Hegarty leaned into his armchair and muttered something.

‘Come out of the dark,’ whispered the spy. ‘The inspector wants to see you.’

Daly turned sharply. His neck had grown stiff with stillness and the tension of the evening. He had been submerged within the glow of the fire while the rest of the room was plunged in darkness.

Shadows streaked the spy’s face. He appeared to be staring at something in the blackest corner of the room. He said nothing, just nodded his head from time to time, his features sharp and alert.

‘I see you. I see you,’ he said. He turned to Daly. ‘Do you see how many there are?’

‘All I see is the dark,’ said Daly.

Hegarty rubbed his eyes and sighed. ‘I’m talking to my ghosts. They come and go without saying anything. It is enough that I see and recognize them.’

‘If you wish, I can turn on the light,’ said Daly, unwilling to be drawn any further into the spy’s psychological vortex.

‘No. I don’t mind them. They’re comfortable presences. They’ve been with me since the Troubles ended.’

‘The end of a war can be a strange and haunting time.’

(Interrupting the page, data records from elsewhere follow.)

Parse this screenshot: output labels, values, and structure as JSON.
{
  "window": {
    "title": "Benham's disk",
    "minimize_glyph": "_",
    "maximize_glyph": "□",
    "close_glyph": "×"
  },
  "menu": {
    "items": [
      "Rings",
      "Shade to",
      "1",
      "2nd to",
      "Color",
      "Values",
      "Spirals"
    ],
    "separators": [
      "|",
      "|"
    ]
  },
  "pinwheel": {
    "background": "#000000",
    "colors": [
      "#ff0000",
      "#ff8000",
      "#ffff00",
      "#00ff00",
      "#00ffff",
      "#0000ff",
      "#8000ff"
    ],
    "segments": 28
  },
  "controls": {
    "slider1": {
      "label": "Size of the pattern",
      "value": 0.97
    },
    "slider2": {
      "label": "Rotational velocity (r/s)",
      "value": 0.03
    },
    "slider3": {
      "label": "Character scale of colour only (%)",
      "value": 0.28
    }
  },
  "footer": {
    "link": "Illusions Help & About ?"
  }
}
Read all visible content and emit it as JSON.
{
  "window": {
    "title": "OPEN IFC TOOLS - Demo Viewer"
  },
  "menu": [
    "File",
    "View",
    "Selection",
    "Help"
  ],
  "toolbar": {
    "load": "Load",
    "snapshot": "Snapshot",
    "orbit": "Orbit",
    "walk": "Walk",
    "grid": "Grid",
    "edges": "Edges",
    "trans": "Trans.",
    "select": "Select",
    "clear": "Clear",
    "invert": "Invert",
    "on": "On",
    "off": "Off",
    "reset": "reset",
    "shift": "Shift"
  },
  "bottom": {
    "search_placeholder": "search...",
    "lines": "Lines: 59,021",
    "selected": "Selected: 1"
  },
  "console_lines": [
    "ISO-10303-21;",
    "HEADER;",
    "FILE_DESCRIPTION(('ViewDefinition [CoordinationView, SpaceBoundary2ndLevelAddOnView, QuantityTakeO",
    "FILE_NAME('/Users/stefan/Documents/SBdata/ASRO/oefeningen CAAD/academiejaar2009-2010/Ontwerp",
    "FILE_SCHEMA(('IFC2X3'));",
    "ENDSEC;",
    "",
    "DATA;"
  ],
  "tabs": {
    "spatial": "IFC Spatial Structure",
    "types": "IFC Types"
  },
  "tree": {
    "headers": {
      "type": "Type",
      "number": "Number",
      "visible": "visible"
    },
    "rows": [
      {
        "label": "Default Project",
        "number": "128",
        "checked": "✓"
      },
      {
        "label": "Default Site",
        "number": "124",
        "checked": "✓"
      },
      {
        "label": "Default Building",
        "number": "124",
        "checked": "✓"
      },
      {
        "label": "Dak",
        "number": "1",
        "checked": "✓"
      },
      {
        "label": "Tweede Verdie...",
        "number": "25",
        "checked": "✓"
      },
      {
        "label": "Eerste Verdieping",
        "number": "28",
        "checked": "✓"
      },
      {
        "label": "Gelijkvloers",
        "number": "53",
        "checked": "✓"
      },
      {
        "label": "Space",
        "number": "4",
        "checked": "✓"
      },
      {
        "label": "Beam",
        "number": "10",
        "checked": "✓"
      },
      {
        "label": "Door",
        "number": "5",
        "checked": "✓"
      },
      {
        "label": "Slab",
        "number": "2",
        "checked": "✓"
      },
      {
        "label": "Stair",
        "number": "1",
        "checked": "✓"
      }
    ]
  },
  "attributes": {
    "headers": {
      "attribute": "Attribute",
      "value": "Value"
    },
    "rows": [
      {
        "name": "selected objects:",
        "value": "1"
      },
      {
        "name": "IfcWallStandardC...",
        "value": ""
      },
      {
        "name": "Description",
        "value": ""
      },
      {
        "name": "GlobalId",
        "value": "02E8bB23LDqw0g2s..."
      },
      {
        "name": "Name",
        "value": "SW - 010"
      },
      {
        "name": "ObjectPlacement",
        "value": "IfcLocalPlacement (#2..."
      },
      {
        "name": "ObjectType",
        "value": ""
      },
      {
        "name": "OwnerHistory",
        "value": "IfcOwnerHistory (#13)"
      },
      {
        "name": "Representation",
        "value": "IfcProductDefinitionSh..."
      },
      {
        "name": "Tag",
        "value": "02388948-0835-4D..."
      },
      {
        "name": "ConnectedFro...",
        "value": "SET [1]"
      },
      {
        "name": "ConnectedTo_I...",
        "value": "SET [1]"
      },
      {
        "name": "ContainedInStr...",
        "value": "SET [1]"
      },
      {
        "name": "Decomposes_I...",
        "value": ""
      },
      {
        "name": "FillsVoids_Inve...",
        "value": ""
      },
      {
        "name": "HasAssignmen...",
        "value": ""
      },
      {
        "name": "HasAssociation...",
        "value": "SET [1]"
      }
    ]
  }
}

‘Yes.’ Hegarty snickered again. ‘It’s been a difficult period of adjustment.’ His eyes darted from right to left as though the room was full of drifting shapes. ‘You see, all through the Troubles I kept turning my back on them.’

‘Who are they?’

‘The men and women whose stories were silenced by torture and murder.’ Hegarty settled back into his seat. ‘The forgotten ones.’ He sighed and lit a cigarette. ‘I read a book a few years ago. A crime thriller by a local writer. About an IRA man who is haunted by the ghosts of the people he murdered.’ He chuckled morbidly. ‘Unable to bear their constant presence, this IRA fucker comes up with the radical solution of starting a killing spree in revenge for their deaths.’ He spat out smoke. ‘It irritated me, leafing through all that murder. As if more violence might alleviate a guilty conscience. I don’t think he knew it, but the writer came so close to getting it right. The dead do haunt you. But their ghosts don’t have scores to settle. The dead just want their story told. They want the truth to live. The submerged truth. That’s the reason they never go away.’

It grew cold in the room, or perhaps Hegarty’s words made Daly feel cold. He got up to put on an extra jumper. Instead of returning to the fire, he stood in the dark kitchen. He stared at the dim outline of the table and chairs, the Welsh dresser and the cupboards. It was a relief to look at these familiar domestic objects. Perhaps Hegarty was correct. The story of his mother’s murder was never going to disappear without a trace. The more it was ignored the more it expressed itself in fear and unverifiable suspicion, the more it resurfaced and reformulated itself, like the fields his father had worked into his old age, full of uncovered lumps and obstacles. The landscape of resignation and silence.